Contemplando el impacto de la muerte de Michael Jackson, la memoria retrocede. Evoca otras desapariciones igualmente bruscas, rescata defunciones que quebraron la imagen oficial de sus desdichados protagonistas. Entre ellas, pocas tan sórdidas como la de Sam Cooke.
Recuerden: en 1964, no había voz más dúctil, cálida y emotiva que la de Sam Cooke. Figura del circuito gospel, se había pasado al pop profano con fortuna. Anticipaba la explosión del soul y encarnaba un modelo emancipado de artista negro: componía, producía, controlaba una discográfica, era propietario de los masters que editaba RCA. Se le abrían varias posibilidades: convertirse en una estrella convencional, con parada final en Las Vegas, o profundizar en su arte, sin caer en compromisos, como sugería A change is gonna come, futuro himno del combate por los derechos civiles.

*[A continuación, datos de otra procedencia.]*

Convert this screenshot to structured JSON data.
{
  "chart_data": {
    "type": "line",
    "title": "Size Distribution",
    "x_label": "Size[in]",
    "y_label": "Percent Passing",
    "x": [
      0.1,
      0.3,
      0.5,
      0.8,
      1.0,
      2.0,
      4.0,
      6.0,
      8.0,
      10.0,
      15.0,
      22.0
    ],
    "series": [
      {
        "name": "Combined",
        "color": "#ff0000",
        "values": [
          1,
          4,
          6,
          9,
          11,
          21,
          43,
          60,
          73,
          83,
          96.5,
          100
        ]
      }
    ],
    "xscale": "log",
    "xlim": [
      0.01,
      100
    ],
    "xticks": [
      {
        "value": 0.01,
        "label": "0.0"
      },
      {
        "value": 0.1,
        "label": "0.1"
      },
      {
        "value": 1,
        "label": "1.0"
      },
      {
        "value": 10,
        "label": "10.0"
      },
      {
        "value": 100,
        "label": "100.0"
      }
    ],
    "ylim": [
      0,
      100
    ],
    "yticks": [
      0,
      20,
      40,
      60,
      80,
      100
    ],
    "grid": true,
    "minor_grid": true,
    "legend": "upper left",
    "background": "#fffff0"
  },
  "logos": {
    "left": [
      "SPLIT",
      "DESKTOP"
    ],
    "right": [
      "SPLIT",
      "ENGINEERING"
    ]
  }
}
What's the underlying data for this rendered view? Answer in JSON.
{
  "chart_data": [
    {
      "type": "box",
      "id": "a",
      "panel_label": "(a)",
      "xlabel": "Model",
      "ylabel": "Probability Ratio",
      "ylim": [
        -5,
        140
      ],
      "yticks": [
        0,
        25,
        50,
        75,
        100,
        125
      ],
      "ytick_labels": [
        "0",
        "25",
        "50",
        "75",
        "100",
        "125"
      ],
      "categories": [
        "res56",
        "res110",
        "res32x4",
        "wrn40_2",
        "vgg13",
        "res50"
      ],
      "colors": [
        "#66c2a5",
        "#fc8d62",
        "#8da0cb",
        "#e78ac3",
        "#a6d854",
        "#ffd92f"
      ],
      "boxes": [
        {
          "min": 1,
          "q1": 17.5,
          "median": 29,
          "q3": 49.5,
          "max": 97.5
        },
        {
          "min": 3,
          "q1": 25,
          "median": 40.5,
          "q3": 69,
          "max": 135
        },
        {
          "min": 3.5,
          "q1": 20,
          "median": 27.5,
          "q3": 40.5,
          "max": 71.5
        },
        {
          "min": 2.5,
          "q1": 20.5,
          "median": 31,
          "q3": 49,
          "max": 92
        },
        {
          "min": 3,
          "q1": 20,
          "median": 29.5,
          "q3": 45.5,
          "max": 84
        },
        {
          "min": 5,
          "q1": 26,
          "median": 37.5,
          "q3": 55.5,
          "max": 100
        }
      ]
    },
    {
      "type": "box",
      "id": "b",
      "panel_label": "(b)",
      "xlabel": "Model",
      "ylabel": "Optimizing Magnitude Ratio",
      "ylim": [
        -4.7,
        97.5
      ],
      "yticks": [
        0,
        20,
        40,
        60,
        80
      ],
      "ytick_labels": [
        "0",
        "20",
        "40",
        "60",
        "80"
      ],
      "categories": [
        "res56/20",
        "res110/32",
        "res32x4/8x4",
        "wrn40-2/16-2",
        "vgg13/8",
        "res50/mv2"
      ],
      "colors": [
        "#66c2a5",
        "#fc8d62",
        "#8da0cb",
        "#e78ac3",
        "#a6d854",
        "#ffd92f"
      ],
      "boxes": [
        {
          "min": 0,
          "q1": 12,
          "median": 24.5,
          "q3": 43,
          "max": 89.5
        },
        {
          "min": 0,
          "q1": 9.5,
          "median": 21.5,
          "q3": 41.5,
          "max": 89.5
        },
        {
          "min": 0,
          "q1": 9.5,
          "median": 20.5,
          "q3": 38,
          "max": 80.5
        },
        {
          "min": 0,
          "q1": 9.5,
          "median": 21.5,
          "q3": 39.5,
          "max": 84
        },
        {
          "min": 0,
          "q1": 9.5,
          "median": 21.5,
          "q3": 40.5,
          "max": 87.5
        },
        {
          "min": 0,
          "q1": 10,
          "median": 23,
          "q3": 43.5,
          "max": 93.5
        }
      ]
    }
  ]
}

Sam vivía en Los Ángeles. Se llevaba mal con su esposa; ambos se comportaban como solteros. Sam salía a cazar con su labia, su buena planta, su fama. La noche del 10 de diciembre visitó un par de locales habituales del show business californiano. Estaba bien lubricado cuando se fijó en Elisa Boyer, una belleza euroasiática de 22 años.
No le costó mucho que se subiera a su Ferrari: ella se movía entre músicos y decían que ejercía la prostitución. Terminaron en el motel Hacienda, cutre pero anónimo. Se registraron como matrimonio, pagaron tres dólares y ocuparon una habitación. Sam estaba acelerado. Según contaría Elisa, empezó a desnudarla sin contemplaciones; ella sintió que aquello era una violación. Cuando Sam pasó al baño, arrampló con su ropa y la del cantante y desapareció. Al descubrirlo, Cooke se calzó los zapatos, se tapó con su chaqueta y se fue airado hacia la recepción.
Allí estaba Bertha Franklin, una negra desconfiada. Le molestó que aquel tipo semidesnudo interrumpiera su sesión de televisión, preguntando por su chica. No quiso abrir. Indignado, Sam rompió la puerta y registró las oficinas. Elisa no estaba allí.
Forcejeó con la encargada, seguro de que ella le ocultaba algo. La mujer cogió su pistola. Tres tiros, incredulidad: "Señora, me ha disparado". Tenía 33 años.
Enorme consternación entre la comunidad afroamericana. Se buscaron conspiraciones: una venganza de la Mafia, algún racista que quiso cortar las alas a un negro arrogante. Tales rumores siguen vivos, todavía se repiten en revistas y emisoras. Los datos, sin embargo, sugieren una conjunción infernal de deseo, engaño, temor.
Los socios de Cooke se unieron al clamor pero con discreción: sabían que era muy mujeriego, incluso en sus tiempos de cantante religioso. Contrataron un detective, que completó el rompecabezas: Elisa Boyer estaba especializada en robar a sus clientes, a los que despojaba cuando entraban al baño, antes de evaporarse; nada se supo de las tarjetas de crédito y el fajo de billetes que supuestamente llevaba Sam aquella noche. La familia prefirió guardarse esos hallazgos. Un jurado tardó pocos minutos en declarar inocente a la señora Franklin: matar a Sam Cooke fue "homicidio justificado".